Amazon announced Alexa+ with a browser-based early access, refreshed Fire TV software and a line of new Artline TVs doubling down on voice as the primary interface. Alongside richer alerts and an app store, it came with a plan to use the momentum from new deals that ring (pun intended) in more partnerships, thus signaling an ongoing power play to turn the house into a blended mesh of AI endpoints.
Quirky standouts you’ll be hearing about after CES
Clicks Communicator resurrected the physical keyboard phone for $499, plus a hack-on slide-out keyboard accessory for other devices — pure nostalgia, but with real ergonomics needed by heavy typers.
In early hands-on time, it felt thoughtfully designed, with a contoured back and a raised screen above the keyboard to shield keys.

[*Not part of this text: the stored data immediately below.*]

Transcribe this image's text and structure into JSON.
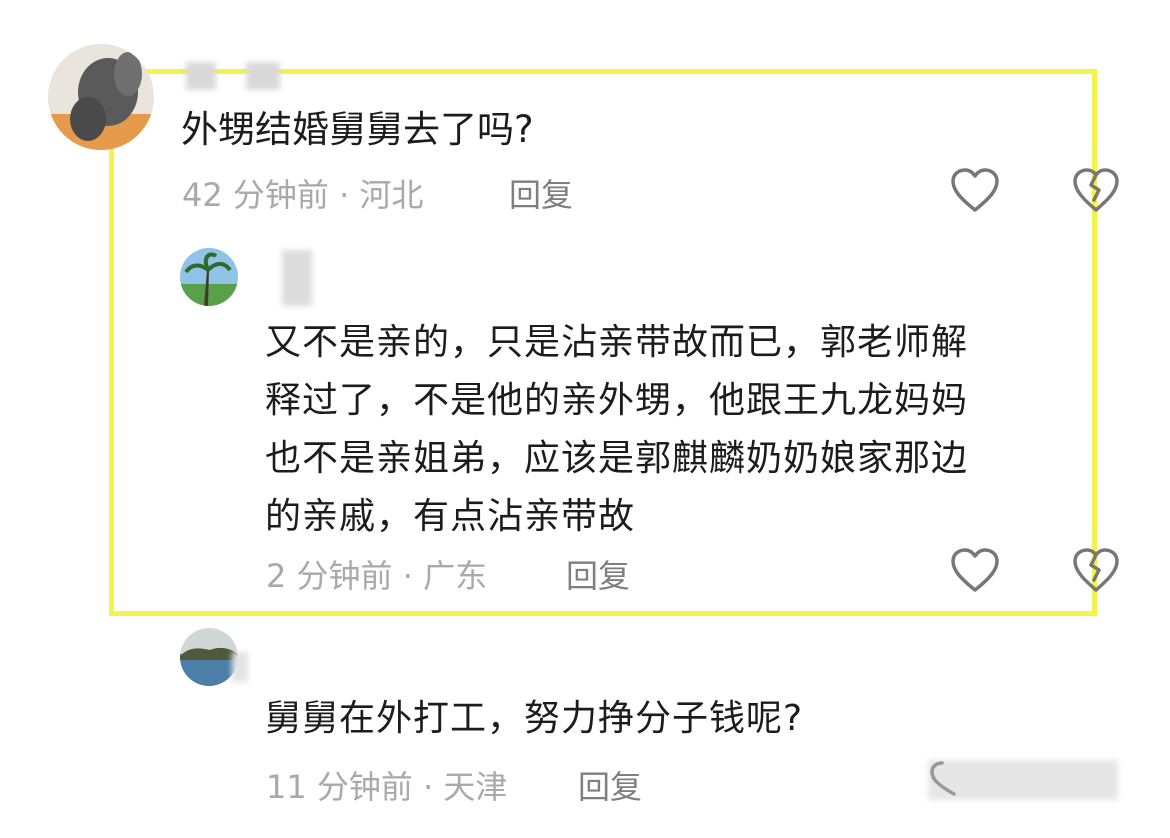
{
  "comments": [
    {
      "text": "外甥结婚舅舅去了吗?",
      "time": "42 分钟前",
      "location": "河北",
      "reply_label": "回复"
    },
    {
      "text_lines": [
        "又不是亲的，只是沾亲带故而已，郭老师解",
        "释过了，不是他的亲外甥，他跟王九龙妈妈",
        "也不是亲姐弟，应该是郭麒麟奶奶娘家那边",
        "的亲戚，有点沾亲带故"
      ],
      "time": "2 分钟前",
      "location": "广东",
      "reply_label": "回复"
    },
    {
      "text": "舅舅在外打工，努力挣分子钱呢?",
      "time": "11 分钟前",
      "location": "天津",
      "reply_label": "回复"
    }
  ],
  "separator": "·",
  "colors": {
    "highlight": "#f4f34a",
    "meta": "#a9a9a9",
    "icon": "#777777"
  },
  "icons": [
    "heart-icon",
    "dislike-icon"
  ]
}
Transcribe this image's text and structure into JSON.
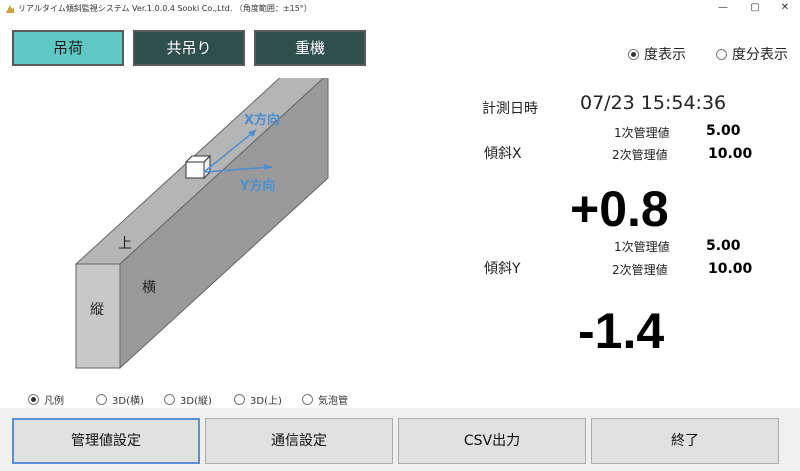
{
  "window": {
    "title": "リアルタイム傾斜監視システム Ver.1.0.0.4 Sooki Co.,Ltd. （角度範囲：±15°）",
    "minimize": "—",
    "maximize": "▢",
    "close": "✕"
  },
  "modes": [
    {
      "label": "吊荷",
      "active": true
    },
    {
      "label": "共吊り",
      "active": false
    },
    {
      "label": "重機",
      "active": false
    }
  ],
  "display_options": [
    {
      "label": "度表示",
      "checked": true
    },
    {
      "label": "度分表示",
      "checked": false
    }
  ],
  "diagram": {
    "x_dir": "X方向",
    "y_dir": "Y方向",
    "top": "上",
    "side": "横",
    "front": "縦"
  },
  "view_options": [
    {
      "label": "凡例",
      "checked": true
    },
    {
      "label": "3D(横)",
      "checked": false
    },
    {
      "label": "3D(縦)",
      "checked": false
    },
    {
      "label": "3D(上)",
      "checked": false
    },
    {
      "label": "気泡管",
      "checked": false
    }
  ],
  "measure": {
    "datetime_label": "計測日時",
    "datetime": "07/23 15:54:36",
    "x": {
      "label": "傾斜X",
      "limit1_label": "1次管理値",
      "limit1": "5.00",
      "limit2_label": "2次管理値",
      "limit2": "10.00",
      "value": "+0.8"
    },
    "y": {
      "label": "傾斜Y",
      "limit1_label": "1次管理値",
      "limit1": "5.00",
      "limit2_label": "2次管理値",
      "limit2": "10.00",
      "value": "-1.4"
    }
  },
  "buttons": {
    "settings": "管理値設定",
    "comm": "通信設定",
    "csv": "CSV出力",
    "exit": "終了"
  }
}
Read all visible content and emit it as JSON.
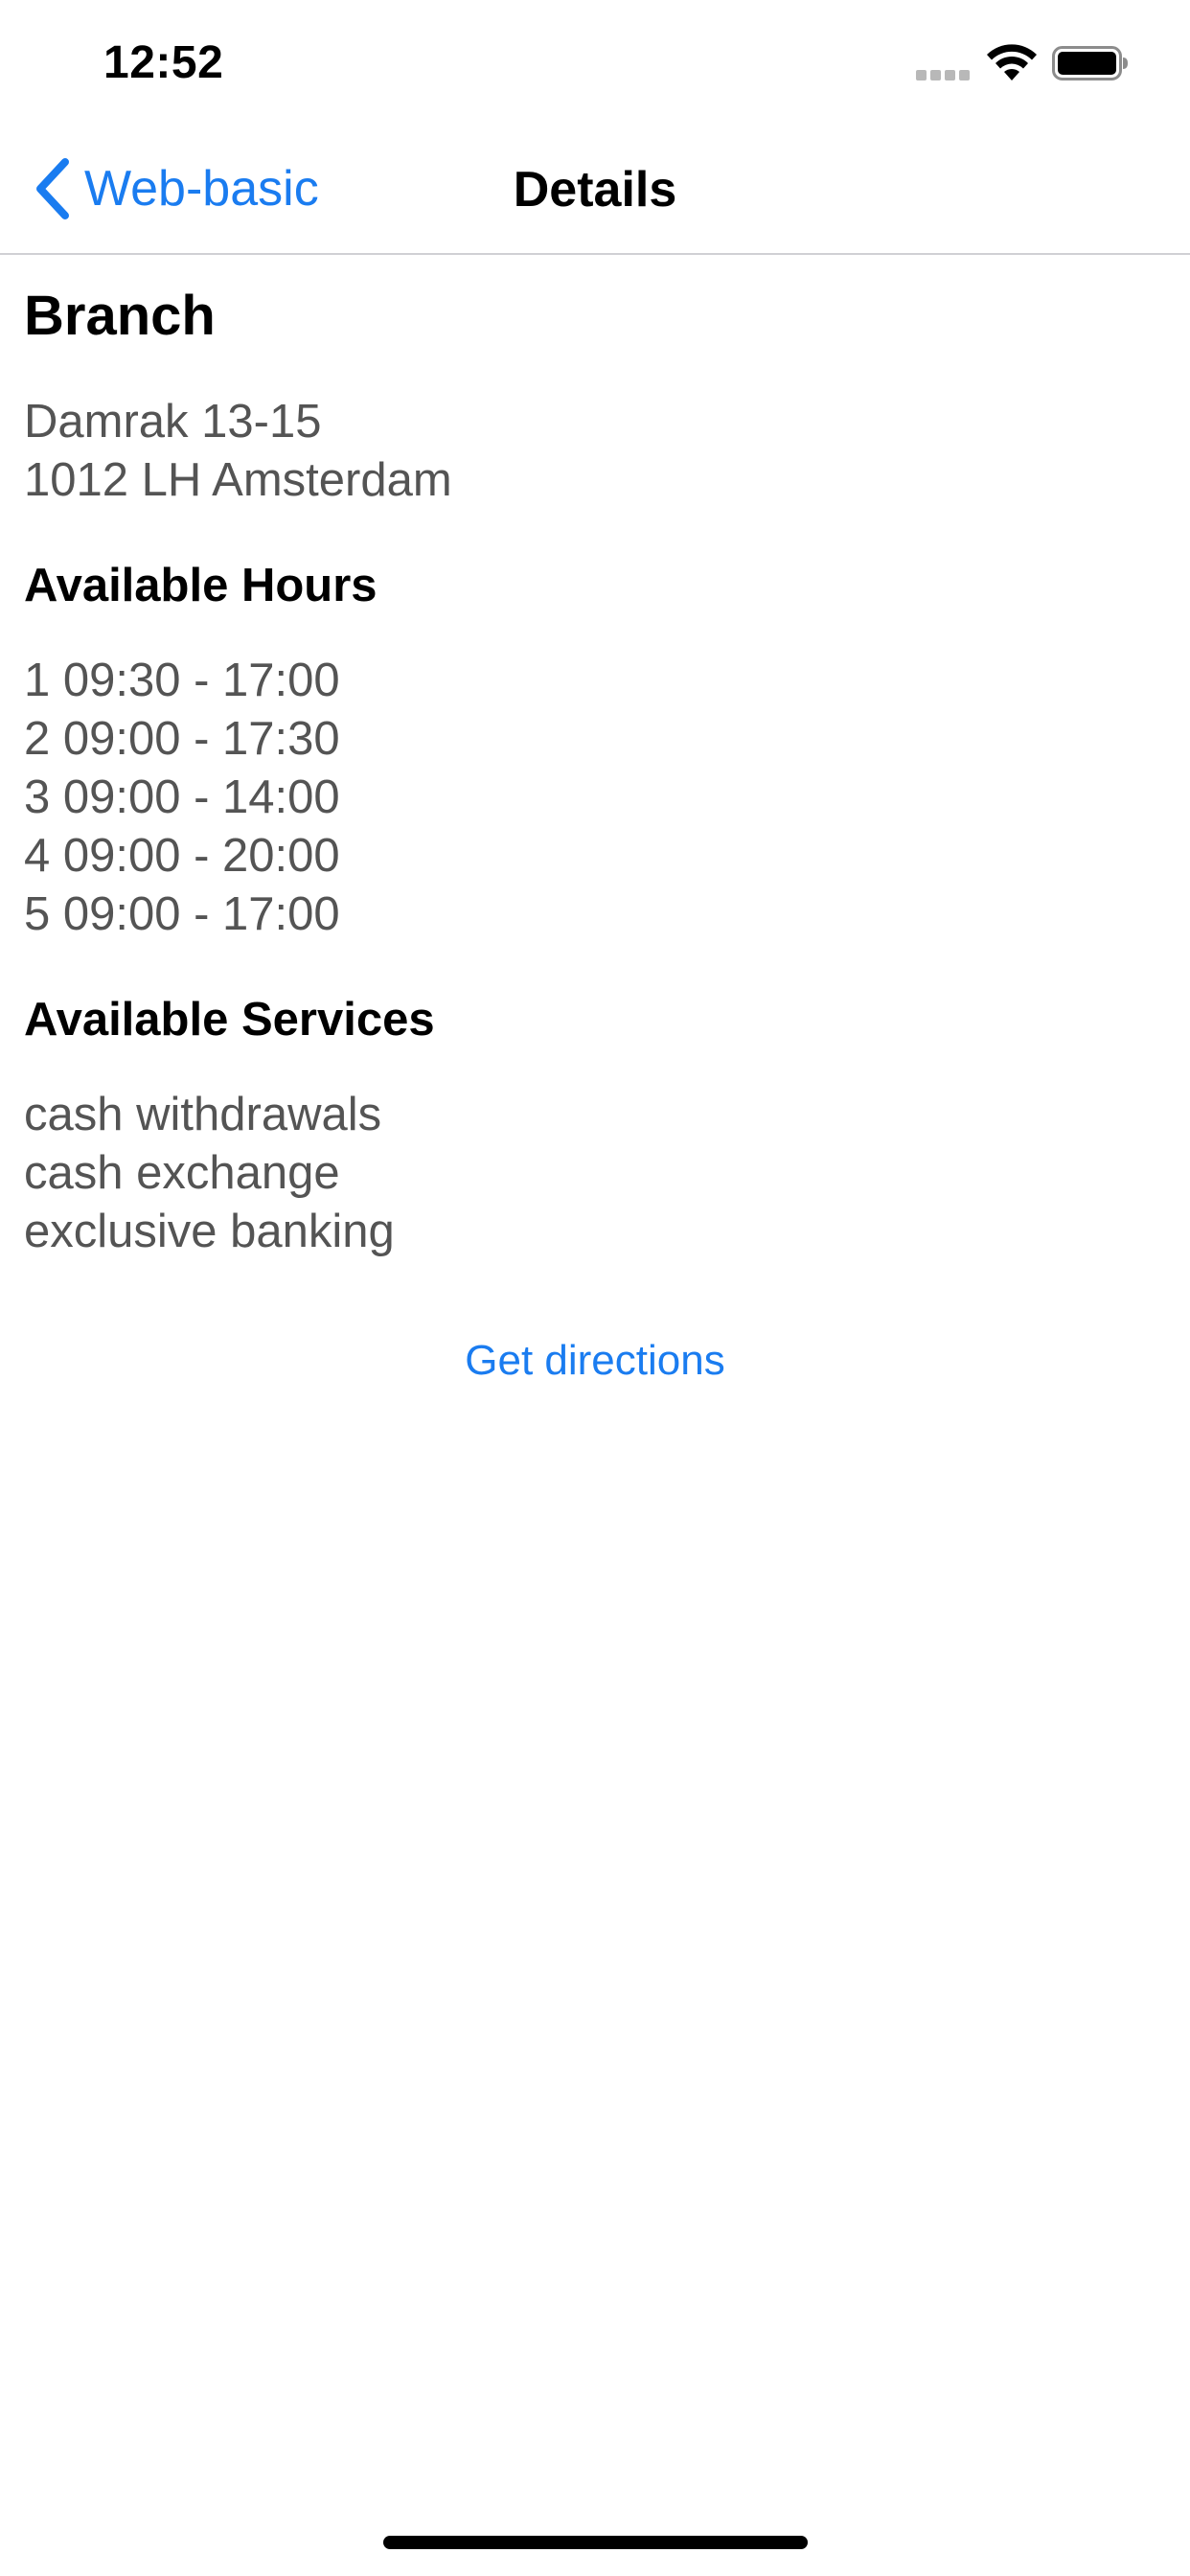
{
  "status_bar": {
    "time": "12:52",
    "icons": [
      "signal-icon",
      "wifi-icon",
      "battery-icon"
    ]
  },
  "nav": {
    "back_label": "Web-basic",
    "title": "Details",
    "back_icon": "chevron-left-icon"
  },
  "branch": {
    "title": "Branch",
    "address": [
      "Damrak 13-15",
      "1012 LH Amsterdam"
    ]
  },
  "hours": {
    "title": "Available Hours",
    "items": [
      "1 09:30 - 17:00",
      "2 09:00 - 17:30",
      "3 09:00 - 14:00",
      "4 09:00 - 20:00",
      "5 09:00 - 17:00"
    ]
  },
  "services": {
    "title": "Available Services",
    "items": [
      "cash withdrawals",
      "cash exchange",
      "exclusive banking"
    ]
  },
  "actions": {
    "directions_label": "Get directions"
  },
  "colors": {
    "accent": "#1a7cf0",
    "secondary_text": "#545454",
    "separator": "#d0d0d4"
  }
}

For creators, the eufyMake E1 UV printer offered direct-to-object printing for a fraction of the cost of legacy pro gear, potentially bringing small-batch merch to more Etsy-scale businesses. And Lego silently demoed its own Smart Play System behind closed doors, a mix of bricks, tiles and minifigures with embedded electronics and sound — an ambitious hybrid of tactile play and ambient tech.
Why it matters: the practical stakes for physical AI
CES provided a clear sign that AI’s next wave is physical, context-aware and more local. Nvidia is hardening the compute stack for robotics and autonomy, AMD is driving AI into the everyday PC, Razer is exploring the boundaries of human-machine interaction.
The stakes are practical: cost per inference, energy budgets and trust. And as standards crystallize around toolchains and safety, winners will be those who tame complexity without obscuring it — letting developers work quickly, letting users opt in with transparency, proving that intelligence belongs as much in the physical world as online.